I read her some favorite Emily Dickinson. But not about death kindly stopping for me.
When the nurses left, I said, “I almost got her. But she escaped. I let you down. They say her name is Amy Morris. But the name doesn't lead anywhere. Her driver's license is bogus. If you were up and around, you'd identify her in a heartbeat.”
The ventilator's rhythm was the only reply.
I was about to continue when a nurse returned to show me out.
As I sat down in the waiting room, my phone rang.
“Are you alone?”
It was Cartwright.
“Yes.”
“There's good news and bad news. Which do you want first?”
“Good, please.” I felt my body bracing against the institutional furniture.
“Lindsey isn't under investigation for anything. Melton lied to you. It turns out he was partners with Horace Mann⦔
“I know. Kate Vare told me they worked together.”
“Vare? The Phoenix detective?”
“She's pissed. She doesn't like being shut out by the feds.”
“Melton wanted you distracted. He's obviously working with Mann. Maybe your instincts weren't wrong.”
“Meaning?” I asked.
“Meaning Pamela Grayson went back to her hotel. She visited her father in north Scottsdale. He retired and sold his business back in Ohio. We didn't know she had a family connection here. Her visit might not be connected to the diamond theft. Now I wonder about Horace Mann, too. He might be a suspect, after all. The man was very prompt to volunteer to take over this investigation. Back in the Army, the first thing I learned was never to volunteer.”
I asked for the bad news.
After a long pause, “Lindsey had an affair with her boss.”
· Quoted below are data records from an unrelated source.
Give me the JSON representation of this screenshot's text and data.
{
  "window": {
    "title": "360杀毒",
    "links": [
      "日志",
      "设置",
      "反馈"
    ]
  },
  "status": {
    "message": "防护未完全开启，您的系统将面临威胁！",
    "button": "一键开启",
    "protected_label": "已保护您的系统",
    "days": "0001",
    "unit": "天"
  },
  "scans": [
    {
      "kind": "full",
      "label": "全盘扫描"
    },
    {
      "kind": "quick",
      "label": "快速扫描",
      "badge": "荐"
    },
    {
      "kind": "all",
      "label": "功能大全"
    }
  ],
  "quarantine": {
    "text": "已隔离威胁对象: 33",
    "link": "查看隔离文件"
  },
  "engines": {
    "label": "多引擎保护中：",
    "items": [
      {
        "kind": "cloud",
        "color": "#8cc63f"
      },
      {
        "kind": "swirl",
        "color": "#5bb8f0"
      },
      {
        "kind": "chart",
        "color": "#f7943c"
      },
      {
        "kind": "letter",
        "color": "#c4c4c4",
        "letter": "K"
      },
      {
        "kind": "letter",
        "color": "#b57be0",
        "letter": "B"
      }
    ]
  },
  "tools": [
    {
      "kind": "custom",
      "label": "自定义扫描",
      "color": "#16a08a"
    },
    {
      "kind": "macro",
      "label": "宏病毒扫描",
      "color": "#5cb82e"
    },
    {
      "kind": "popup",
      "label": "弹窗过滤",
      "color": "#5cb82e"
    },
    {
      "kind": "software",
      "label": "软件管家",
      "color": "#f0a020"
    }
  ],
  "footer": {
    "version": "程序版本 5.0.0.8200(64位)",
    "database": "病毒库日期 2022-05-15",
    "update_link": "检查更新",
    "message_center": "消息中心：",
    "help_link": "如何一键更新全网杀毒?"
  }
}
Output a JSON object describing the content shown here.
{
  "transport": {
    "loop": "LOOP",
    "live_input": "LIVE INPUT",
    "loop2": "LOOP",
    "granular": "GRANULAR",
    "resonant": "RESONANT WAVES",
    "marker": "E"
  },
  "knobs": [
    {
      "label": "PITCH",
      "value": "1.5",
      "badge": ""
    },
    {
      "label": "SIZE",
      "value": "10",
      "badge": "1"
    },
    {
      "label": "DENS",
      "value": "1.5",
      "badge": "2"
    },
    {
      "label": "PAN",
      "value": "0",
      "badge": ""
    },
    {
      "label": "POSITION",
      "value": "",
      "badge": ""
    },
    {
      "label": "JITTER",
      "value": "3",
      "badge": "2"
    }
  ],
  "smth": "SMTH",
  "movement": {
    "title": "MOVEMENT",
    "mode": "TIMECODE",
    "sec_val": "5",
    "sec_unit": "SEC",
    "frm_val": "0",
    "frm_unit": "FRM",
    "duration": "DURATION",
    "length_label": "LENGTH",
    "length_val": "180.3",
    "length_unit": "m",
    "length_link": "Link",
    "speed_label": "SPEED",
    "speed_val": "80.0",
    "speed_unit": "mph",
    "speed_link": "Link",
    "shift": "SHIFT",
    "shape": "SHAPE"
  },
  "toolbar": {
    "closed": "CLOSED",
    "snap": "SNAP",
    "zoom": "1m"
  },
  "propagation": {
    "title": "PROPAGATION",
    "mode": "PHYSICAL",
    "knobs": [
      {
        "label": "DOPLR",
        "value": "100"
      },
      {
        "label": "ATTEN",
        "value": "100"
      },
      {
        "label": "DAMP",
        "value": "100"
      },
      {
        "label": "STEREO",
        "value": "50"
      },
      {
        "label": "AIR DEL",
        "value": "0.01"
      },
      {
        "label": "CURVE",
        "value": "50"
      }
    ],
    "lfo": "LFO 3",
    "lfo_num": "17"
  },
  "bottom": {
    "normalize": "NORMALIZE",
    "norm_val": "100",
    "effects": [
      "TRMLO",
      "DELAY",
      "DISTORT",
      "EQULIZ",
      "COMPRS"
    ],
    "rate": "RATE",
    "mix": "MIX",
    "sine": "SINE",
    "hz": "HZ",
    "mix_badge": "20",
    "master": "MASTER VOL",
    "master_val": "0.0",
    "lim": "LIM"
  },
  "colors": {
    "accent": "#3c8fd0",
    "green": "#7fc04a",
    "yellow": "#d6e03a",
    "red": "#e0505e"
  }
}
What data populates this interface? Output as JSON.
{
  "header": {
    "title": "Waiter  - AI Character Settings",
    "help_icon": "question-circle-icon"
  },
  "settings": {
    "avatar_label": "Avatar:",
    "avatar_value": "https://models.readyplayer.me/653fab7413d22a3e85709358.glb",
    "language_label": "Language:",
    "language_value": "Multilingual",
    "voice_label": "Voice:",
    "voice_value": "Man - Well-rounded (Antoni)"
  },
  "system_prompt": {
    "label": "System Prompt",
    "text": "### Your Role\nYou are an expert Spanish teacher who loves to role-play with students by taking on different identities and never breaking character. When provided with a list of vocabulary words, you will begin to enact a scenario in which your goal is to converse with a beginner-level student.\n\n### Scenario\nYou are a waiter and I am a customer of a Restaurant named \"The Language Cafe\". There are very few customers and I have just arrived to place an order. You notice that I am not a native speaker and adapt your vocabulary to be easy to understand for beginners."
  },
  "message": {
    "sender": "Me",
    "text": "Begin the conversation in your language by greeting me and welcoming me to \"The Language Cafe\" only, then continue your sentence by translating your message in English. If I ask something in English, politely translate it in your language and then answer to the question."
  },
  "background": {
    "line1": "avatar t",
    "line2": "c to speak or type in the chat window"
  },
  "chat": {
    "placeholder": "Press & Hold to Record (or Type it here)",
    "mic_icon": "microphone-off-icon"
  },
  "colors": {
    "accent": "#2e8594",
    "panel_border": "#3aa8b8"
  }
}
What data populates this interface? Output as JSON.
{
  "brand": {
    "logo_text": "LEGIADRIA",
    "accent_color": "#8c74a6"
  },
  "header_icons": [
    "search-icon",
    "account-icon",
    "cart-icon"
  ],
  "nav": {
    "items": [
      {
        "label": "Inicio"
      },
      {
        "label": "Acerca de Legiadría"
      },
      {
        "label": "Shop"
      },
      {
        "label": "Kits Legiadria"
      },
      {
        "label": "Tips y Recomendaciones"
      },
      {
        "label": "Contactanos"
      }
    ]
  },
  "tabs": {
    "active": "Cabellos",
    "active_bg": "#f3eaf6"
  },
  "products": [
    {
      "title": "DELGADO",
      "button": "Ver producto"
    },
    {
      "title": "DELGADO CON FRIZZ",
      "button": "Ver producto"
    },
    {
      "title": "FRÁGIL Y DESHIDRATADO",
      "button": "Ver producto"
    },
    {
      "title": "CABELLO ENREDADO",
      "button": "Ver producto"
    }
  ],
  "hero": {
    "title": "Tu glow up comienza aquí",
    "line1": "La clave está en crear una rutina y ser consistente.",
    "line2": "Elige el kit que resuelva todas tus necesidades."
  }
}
And several lovers while I was letting Robin seduce me. It was our time of madness. I didn't tell him that or that all I wanted was to have her back with me. So I said I knew. No stranger can really see the inside of a marriage.
“I'm sorry, man. Anyway, time for you to make the phone call to the guy who contacted you in Matt Pennington's office.”
I was suddenly exhausted again.
“Go have a hotdog at Johnnie's across the street,” he said.
“Johnnie's is closed.”
“Go to Johnnie's,” he said. “Knock on the back door six times and be prepared to show your identification.”
“Should I come highly armed?”
“That would be a bad idea. Remember, back door.”
I thought he was going to end the call, but I heard a sigh. “One more thing, David. Don't contact me again. I need to lay low for this operation to work and for me to keep my cover.”
I said, “I'm going to find Peralta. And I'm going to find the woman who shot Lindsey.”
“I know.” And he was gone.
Chapter Thirty-two
Johnnie had made the best dogs in central Phoenix but now his shop was another empty storefront facing Thomas Road. The windows were covered with brown paper. Still, I did as Cartwright told me and walked around back. Puddles had gathered in the rutted asphalt.
I stood against the wall behind the liquor store and waited. Situational awareness: No one seemed to be following me. The alley was empty.
The back door to Johnnie's was white and battered, with a slit of a window guarded by bars. A sign was pasted to the center, black with orange letters, the kind you could buy at a hardware store: “Construction workers only.”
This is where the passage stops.